Much-hyped Common Bond hits the rocks


By Azael Masese

The Government will put brakes on expansion of Savings and Credit Co-operatives (Saccos) to ensure there is regulated growth and financial stability in the sub-sector.
Senior Deputy Commissioner in the State Department of Co-operatives Geoffrey Njang’ombe said loan repayment is posing a serious challenge hence the need to take the necessary steps.
“We are going to be very strict on the areas of operations and the common bond to ensure there is stability in the sector,” he said.
Societies that seek to open the common bond, he stated, have to be specific on the type of members they want to recruit as they open new branches in the country.
Njang’ombe, who is in charge of registration and regulation, said that though there is nothing wrong with expansion, the main problem comes on loan repayment.
“Opening the new bond is presenting a big challenge on loan repayment and there is a general feeling that this model is not the best for the sacco,” he noted.
“The Sacco Act is very clear as it does not allow any player to deal with non-members such as including people who are not teachers to become members,” he exclusively told Sacco Review.
Members, he argued, might take advantage of the loose connectivity with the sacco to evade paying the loans they owe the societies.
“If they were to have the same arrangement, then they may have to introduce stringent conditions especially when giving out loans.
The check off system largely employed in Saccos where teachers are the main members, is working effectively, he said, adding that without it societies will struggle to remain stable.
“They may require the loans to be secured other than the normal collaterals applied,” he added.
The bulk of Kenyan societies started off by having teachers as their core members.
With time however, they have rebranded and recruited from outside the catchment area including the business community.
Others derived their formation and eventually registration by virtue of their members being tea or coffee farmers and to some extent dairy farmers.
“With the need to grow, they have opened new branches countrywide as well as recruited members from the business community and other sectors,” he noted.
One qualifies to get a loan after the bank conducts due diligence on a member.
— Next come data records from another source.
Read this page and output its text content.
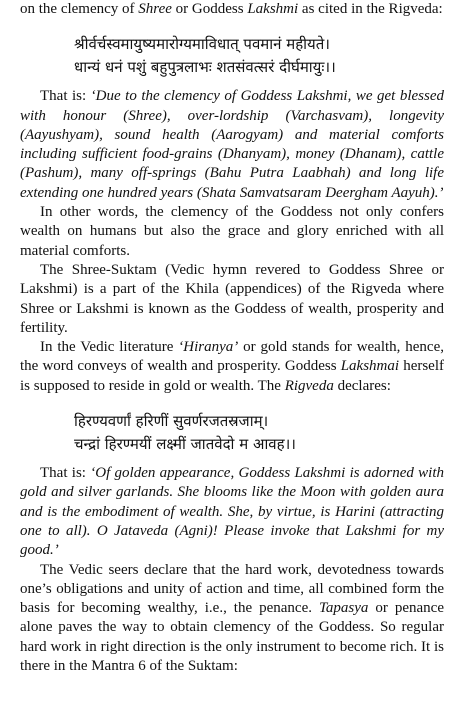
on the clemency of Shree or Goddess Lakshmi as cited in the Rigveda:

श्रीर्वर्चस्वमायुष्यमारोग्यमाविधात् पवमानं महीयते।
धान्यं धनं पशुं बहुपुत्रलाभः शतसंवत्सरं दीर्घमायुः।।

That is: ‘Due to the clemency of Goddess Lakshmi, we get blessed with honour (Shree), over-lordship (Varchasvam), longevity (Aayushyam), sound health (Aarogyam) and material comforts including sufficient food-grains (Dhanyam), money (Dhanam), cattle (Pashum), many off-springs (Bahu Putra Laabhah) and long life extending one hundred years (Shata Samvatsaram Deergham Aayuh).’

In other words, the clemency of the Goddess not only confers wealth on humans but also the grace and glory enriched with all material comforts.

The Shree-Suktam (Vedic hymn revered to Goddess Shree or Lakshmi) is a part of the Khila (appendices) of the Rigveda where Shree or Lakshmi is known as the Goddess of wealth, prosperity and fertility.

In the Vedic literature ‘Hiranya’ or gold stands for wealth, hence, the word conveys of wealth and prosperity. Goddess Lakshmai herself is supposed to reside in gold or wealth. The Rigveda declares:

हिरण्यवर्णां हरिणीं सुवर्णरजतस्रजाम्।
चन्द्रां हिरण्मयीं लक्ष्मीं जातवेदो म आवह।।

That is: ‘Of golden appearance, Goddess Lakshmi is adorned with gold and silver garlands. She blooms like the Moon with golden aura and is the embodiment of wealth. She, by virtue, is Harini (attracting one to all). O Jataveda (Agni)! Please invoke that Lakshmi for my good.’

The Vedic seers declare that the hard work, devotedness towards one’s obligations and unity of action and time, all combined form the basis for becoming wealthy, i.e., the penance. Tapasya or penance alone paves the way to obtain clemency of the Goddess. So regular hard work in right direction is the only instrument to become rich. It is there in the Mantra 6 of the Suktam:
On the other hand, a sacco member who is eligible qualifies to get a loan three times of their savings.
Defaulting in loan repayment has emerged as a key challenge for a number of Saccos. To tame this menace, some have registered with the Credit Reference Bureau as others seek the services of auctioneers to recover the loan.
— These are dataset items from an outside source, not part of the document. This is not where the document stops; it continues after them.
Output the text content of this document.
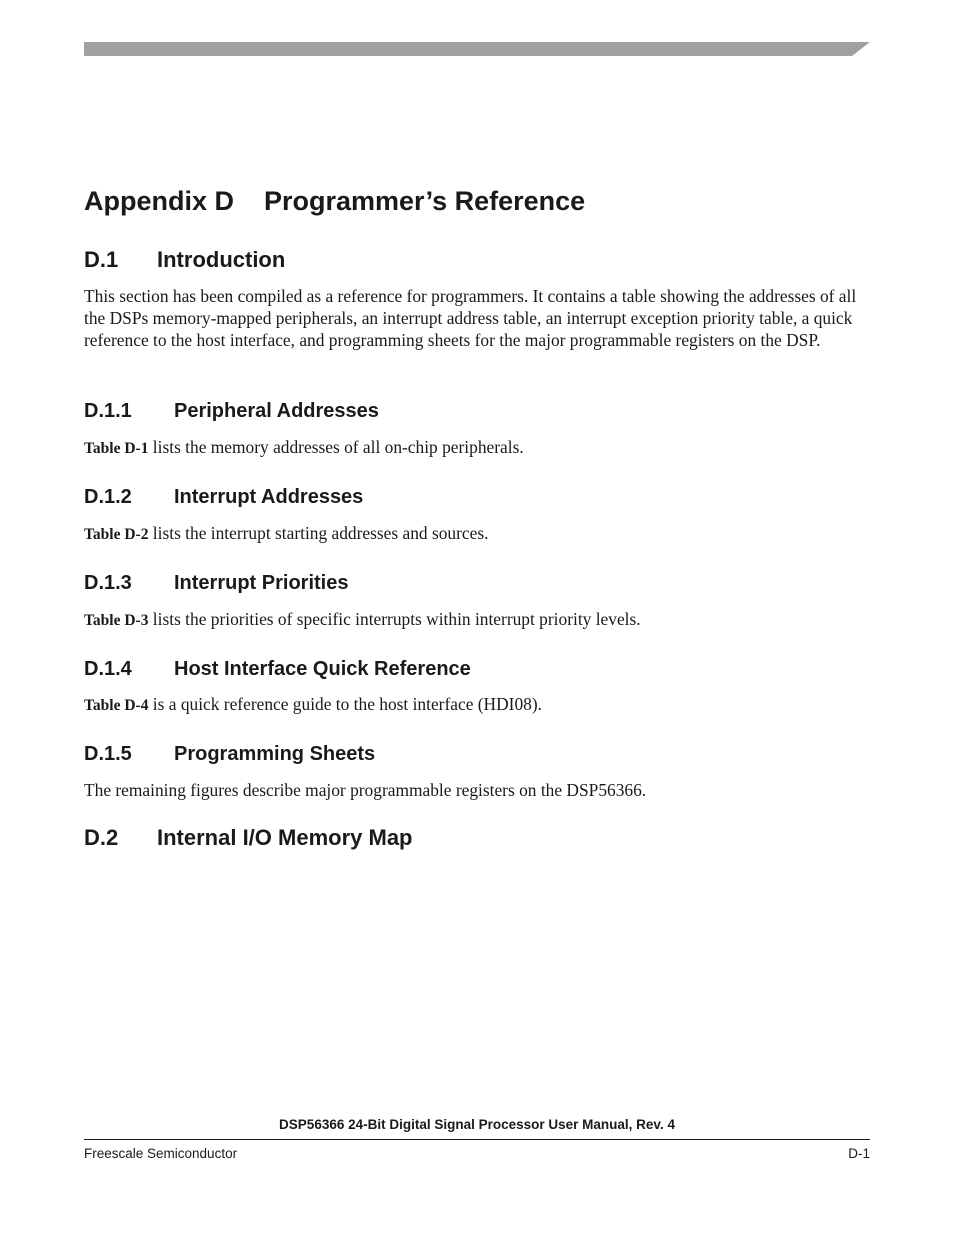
Appendix D Programmer’s Reference
D.1 Introduction
This section has been compiled as a reference for programmers. It contains a table showing the addresses of all the DSPs memory-mapped peripherals, an interrupt address table, an interrupt exception priority table, a quick reference to the host interface, and programming sheets for the major programmable registers on the DSP.
D.1.1 Peripheral Addresses
Table D-1 lists the memory addresses of all on-chip peripherals.
D.1.2 Interrupt Addresses
Table D-2 lists the interrupt starting addresses and sources.
D.1.3 Interrupt Priorities
Table D-3 lists the priorities of specific interrupts within interrupt priority levels.
D.1.4 Host Interface Quick Reference
Table D-4 is a quick reference guide to the host interface (HDI08).
D.1.5 Programming Sheets
The remaining figures describe major programmable registers on the DSP56366.
D.2 Internal I/O Memory Map
DSP56366 24-Bit Digital Signal Processor User Manual, Rev. 4
Freescale Semiconductor	D-1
The Sacco Supervision Annual Report 2016 indicated an increase on the non-performing loans from Sh13.21b in 2015 to Sh15. 57b in 2016.
This contributed to the increase of the total loan portfolio at risk, measured as a ratio of the non-performing loans to gross loans at 5.23 per cent in 2016 compared to 5.12 registered in 2015.
The ratio is above the World Council of Credit Unions (WOCCU) recommended maximum of 5 per cent and far much higher than the Sacco Societies Regulatory Authority’s recommended maximum of 3.